Published: 2023-03-10
Impacted Documents
References
FCS_CKM.1/SK
Issue Description
The references to NIST SP 800-133 are unclear. A new revision was release just before the publication of cPP (during the final editing process), and it is not clear what version should be used. Additionally the sections being referred to are incorrect.
Resolution
As the original version of SP 800-133 has been withdrawn, the current version (SP 800-133r2) will be explicitly referenced within the SFR along with updating the section numbers correctly.

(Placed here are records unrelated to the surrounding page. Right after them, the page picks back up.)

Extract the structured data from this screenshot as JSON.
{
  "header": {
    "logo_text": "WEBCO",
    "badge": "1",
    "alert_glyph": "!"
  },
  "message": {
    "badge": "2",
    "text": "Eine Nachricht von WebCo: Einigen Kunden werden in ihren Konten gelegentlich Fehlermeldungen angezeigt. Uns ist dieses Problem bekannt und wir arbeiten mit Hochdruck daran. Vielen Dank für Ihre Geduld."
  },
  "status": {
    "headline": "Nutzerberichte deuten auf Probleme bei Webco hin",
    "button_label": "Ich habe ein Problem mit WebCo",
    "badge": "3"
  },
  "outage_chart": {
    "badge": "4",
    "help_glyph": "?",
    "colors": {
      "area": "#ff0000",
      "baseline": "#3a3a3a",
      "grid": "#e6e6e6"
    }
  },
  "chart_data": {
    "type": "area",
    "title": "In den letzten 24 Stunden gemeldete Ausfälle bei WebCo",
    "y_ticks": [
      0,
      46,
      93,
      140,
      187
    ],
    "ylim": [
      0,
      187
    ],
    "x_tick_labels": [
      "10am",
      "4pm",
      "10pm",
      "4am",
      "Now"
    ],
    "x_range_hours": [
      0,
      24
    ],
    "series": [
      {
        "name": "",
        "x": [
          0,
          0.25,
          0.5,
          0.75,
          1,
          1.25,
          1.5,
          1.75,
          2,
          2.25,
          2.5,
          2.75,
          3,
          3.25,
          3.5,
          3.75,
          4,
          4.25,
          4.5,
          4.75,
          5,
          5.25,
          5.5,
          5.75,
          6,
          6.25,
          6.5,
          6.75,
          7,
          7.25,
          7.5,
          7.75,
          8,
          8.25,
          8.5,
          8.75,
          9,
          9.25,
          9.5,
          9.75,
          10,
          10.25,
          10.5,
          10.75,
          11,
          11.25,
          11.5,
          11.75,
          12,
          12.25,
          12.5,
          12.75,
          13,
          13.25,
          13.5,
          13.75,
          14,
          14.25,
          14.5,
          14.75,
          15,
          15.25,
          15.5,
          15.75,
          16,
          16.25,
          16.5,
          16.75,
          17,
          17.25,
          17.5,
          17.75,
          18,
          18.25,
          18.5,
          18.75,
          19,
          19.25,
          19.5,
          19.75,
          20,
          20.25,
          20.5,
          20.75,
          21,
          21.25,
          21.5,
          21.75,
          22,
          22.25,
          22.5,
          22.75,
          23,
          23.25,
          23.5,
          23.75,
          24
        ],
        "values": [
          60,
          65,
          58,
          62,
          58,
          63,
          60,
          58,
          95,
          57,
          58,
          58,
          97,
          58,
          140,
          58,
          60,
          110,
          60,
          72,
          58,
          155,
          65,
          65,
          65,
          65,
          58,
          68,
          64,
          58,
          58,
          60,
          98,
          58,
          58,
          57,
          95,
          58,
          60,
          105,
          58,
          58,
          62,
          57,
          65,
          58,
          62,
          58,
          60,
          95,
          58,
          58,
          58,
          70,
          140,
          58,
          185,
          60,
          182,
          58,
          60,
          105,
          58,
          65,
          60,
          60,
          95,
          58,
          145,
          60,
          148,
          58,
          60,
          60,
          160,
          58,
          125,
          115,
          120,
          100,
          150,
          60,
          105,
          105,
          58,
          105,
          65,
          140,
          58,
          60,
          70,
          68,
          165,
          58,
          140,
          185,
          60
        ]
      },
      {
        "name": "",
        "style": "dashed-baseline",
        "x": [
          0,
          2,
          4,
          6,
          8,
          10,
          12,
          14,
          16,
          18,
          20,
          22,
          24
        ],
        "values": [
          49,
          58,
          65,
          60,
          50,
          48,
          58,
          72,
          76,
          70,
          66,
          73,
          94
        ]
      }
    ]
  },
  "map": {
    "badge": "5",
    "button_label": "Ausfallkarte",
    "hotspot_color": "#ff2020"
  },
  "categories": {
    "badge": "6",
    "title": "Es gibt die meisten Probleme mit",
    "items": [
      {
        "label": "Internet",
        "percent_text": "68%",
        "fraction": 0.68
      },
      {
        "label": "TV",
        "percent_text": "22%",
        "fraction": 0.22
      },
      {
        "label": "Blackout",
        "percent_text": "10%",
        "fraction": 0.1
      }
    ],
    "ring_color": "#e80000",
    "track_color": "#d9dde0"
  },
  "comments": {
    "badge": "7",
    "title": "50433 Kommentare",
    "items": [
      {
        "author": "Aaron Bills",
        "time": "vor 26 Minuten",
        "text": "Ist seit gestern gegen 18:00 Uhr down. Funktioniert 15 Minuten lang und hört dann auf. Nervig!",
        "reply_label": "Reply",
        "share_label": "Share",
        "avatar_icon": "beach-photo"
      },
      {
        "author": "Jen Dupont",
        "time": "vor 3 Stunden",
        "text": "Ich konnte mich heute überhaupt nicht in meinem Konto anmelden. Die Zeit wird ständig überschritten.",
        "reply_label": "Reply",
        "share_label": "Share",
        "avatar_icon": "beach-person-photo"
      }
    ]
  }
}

The changes are included in Table 15 and Application Note 48.
CPP_DSC_v1.0
The cPP is updated as follows (yellow highlights for additions, strikethrough for deletions) per section that is being updated:
Table 15. Supported Methods for Symmetric Encryption Key Generation
| Identifier | Key Type | Cryptographic Key Generation Algorithm | Key Sizes | List of Standards |
|---|---|---|---|---|
RSK |
[selection: symmetric key, submask, authorization value] |
Direct Generation froma Random Bit Generator as specified in FCS_RBG_EXT.1 |
[selection: 128, 192, 256, 512] bits |
NIST SP 800-133r2 (Section 7.1 6.1) with ISO 18031:2011 as an approved RBG in addition to those in NIST SP 800-133r2 (Section 5 4). |
DSK [selection: identifier from [KeyDerivation]] |
[selection: Key Type from [KeyDerivation]] |
Derived from a Key Derivation Function as specified in FCS_CKM_EXT.5 [selection: Key Derivation Algorithm from [KeyDerivation]] |
[selection: key sizes from [KeyDerivation]] |
[selection: List of Standards from [KeyDerivation]] |
PBK |
[selection: submask, authentication token, authorization value] |
Derived from a Password Based Key Derivation Function as specified in FCS_COP.1/PBKDF |
[selection: key sizes as specified in FCS_COP.1/PBKDF] |
[selection: standards as specified in FCS_COP.1/PBKDF] |
- Application Note 48
-
The intent of this requirement is to ensure that attackers cannot recover SKs with less than a full exhaust of the key space. This requirement explains SK generation regardless of how the DSC uses it or when it generates it. The encryption of user data that is not keying material, authentication tokens, or authorization values is outside the scope of this cPP. This cPP assumes that the DSC lacks the required resources to perform bulk encryption/decryption services at a suitable rate for users. The host may use the SK for encrypting user data outside the boundaries of the DSC. On the other hand, the DSC may use the SK on behalf of the user to perform keyed hashes. In this case, all the requirements for generating, controlling access and use, and destroying the key while under the protection of the DSC apply.
The selection of key size 512 bits is for the case of XTS-AES using AES-256. In the case of XTS-AES for both AES-128 and AES-256, the developer is expected to ensure that the full key is generated using direct generation from the RBG as specified in NIST SP 800-133r2 section (Section 6.1).
The ST author selects at least one algorithm from the RSK row if the ST supports creating keys directly from the output of the RBG without further conditioning, at least one algorithm from the DSK row should be selected if the ST supports key derivation functions which are usually seeded from RBG and then further conditioned to the appropriate key size, and at least one algorithm from the PBK row should be selected if the ST supports keys derived from passwords.
If DSK is selected, the selection-based SFR FCS_CKM_EXT.5 must be claimed by the TOE.
If PBK is selected, the selection-based SFR FCS_COP.1/PBKDF must be claimed by the TOE.
This requirement must be claimed by the TOE if at least one of FCS_CKM.1 or FCS_CKM.1/KEK chooses a selection related to generation of symmetric keys.